A expectativa em torno do Plano Safra 2025/26, com lançamento previsto para os próximos meses, reacende o debate sobre a necessidade de ampliar os recursos do PSR. Embora a edição mais recente tenha registrado crescimento na verba, ainda foi insuficiente para atender à totalidade da demanda. Muitos produtores interessados ficaram de fora devido à limitação orçamentária, o que gera frustração e desconfiança no setor.

Especialistas e entidades do agronegócio defendem que o novo plano venha acompanhado de previsibilidade orçamentária, aumento da cobertura e simplificação dos processos de adesão, especialmente para pequenos e médios produtores, os mais vulneráveis economicamente.

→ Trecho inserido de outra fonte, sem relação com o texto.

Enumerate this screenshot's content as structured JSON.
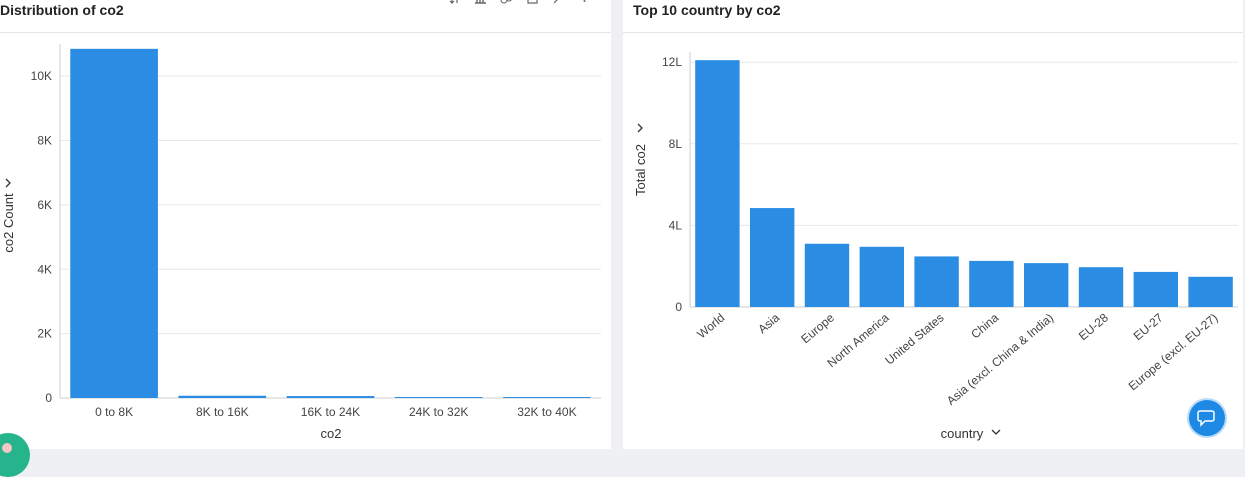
{
  "colors": {
    "bar": "#2b8ce3",
    "grid": "#e8e8e8",
    "axis": "#cfcfcf"
  },
  "toolbar": {
    "icons": [
      "sort-icon",
      "bar-chart-icon",
      "link-icon",
      "export-icon",
      "expand-icon",
      "more-icon"
    ]
  },
  "chart_data": [
    {
      "type": "bar",
      "title": "Distribution of co2",
      "xlabel": "co2",
      "ylabel": "co2 Count",
      "categories": [
        "0 to 8K",
        "8K to 16K",
        "16K to 24K",
        "24K to 32K",
        "32K to 40K"
      ],
      "values": [
        10850,
        70,
        60,
        30,
        30
      ],
      "ylim": [
        0,
        11000
      ],
      "yticks": [
        0,
        2000,
        4000,
        6000,
        8000,
        10000
      ],
      "ytick_labels": [
        "0",
        "2K",
        "4K",
        "6K",
        "8K",
        "10K"
      ],
      "grid": true,
      "legend": "none"
    },
    {
      "type": "bar",
      "title": "Top 10 country by co2",
      "xlabel": "country",
      "ylabel": "Total co2",
      "categories": [
        "World",
        "Asia",
        "Europe",
        "North America",
        "United States",
        "China",
        "Asia (excl. China & India)",
        "EU-28",
        "EU-27",
        "Europe (excl. EU-27)"
      ],
      "values": [
        1210000,
        485000,
        310000,
        295000,
        248000,
        226000,
        215000,
        195000,
        172000,
        148000
      ],
      "ylim": [
        0,
        1250000
      ],
      "yticks": [
        0,
        400000,
        800000,
        1200000
      ],
      "ytick_labels": [
        "0",
        "4L",
        "8L",
        "12L"
      ],
      "grid": true,
      "legend": "none"
    }
  ]
}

Risco sistêmico à economia brasileira

O cenário atual vai além da gestão individual. O subseguro rural representa uma ameaça sistêmica ao agronegócio e à economia nacional. O setor responde por cerca de 27% do Produto Interno Bruto (PIB) do Brasil e por aproximadamente 10% das exportações globais de alimentos. Em tempos de crise climática, a ausência de cobertura ampla pode comprometer desde a segurança alimentar até a estabilidade dos preços e a competitividade internacional do país.

Em regiões com maior cobertura de seguro, como no sul do país, os produtores relatam maior tranquilidade para enfrentar eventos extremos. Já em áreas desprotegidas, a recuperação após perdas costuma ser lenta, custosa e altamente impactante, comprometendo a rentabilidade, a capacidade de investimento e até mesmo o abastecimento local.

O clima mudou. E a resposta precisa acompanhar

O desafio que se impõe não é apenas aumentar o número de áreas cobertas por seguro, mas melhorar a qualidade e a precisão dessa cobertura. O uso de dados, inteligência geográfica e tecnologia precisa ser aliado a políticas públicas consistentes, incentivos eficazes e ampla divulgação dos mecanismos disponíveis.

Com o avanço das mudanças climáticas, não há mais espaço para improviso. O seguro rural precisa deixar de ser visto como um custo e passar a ser compreendido como estratégia essencial para a sustentabilidade da produção agrícola no Brasil.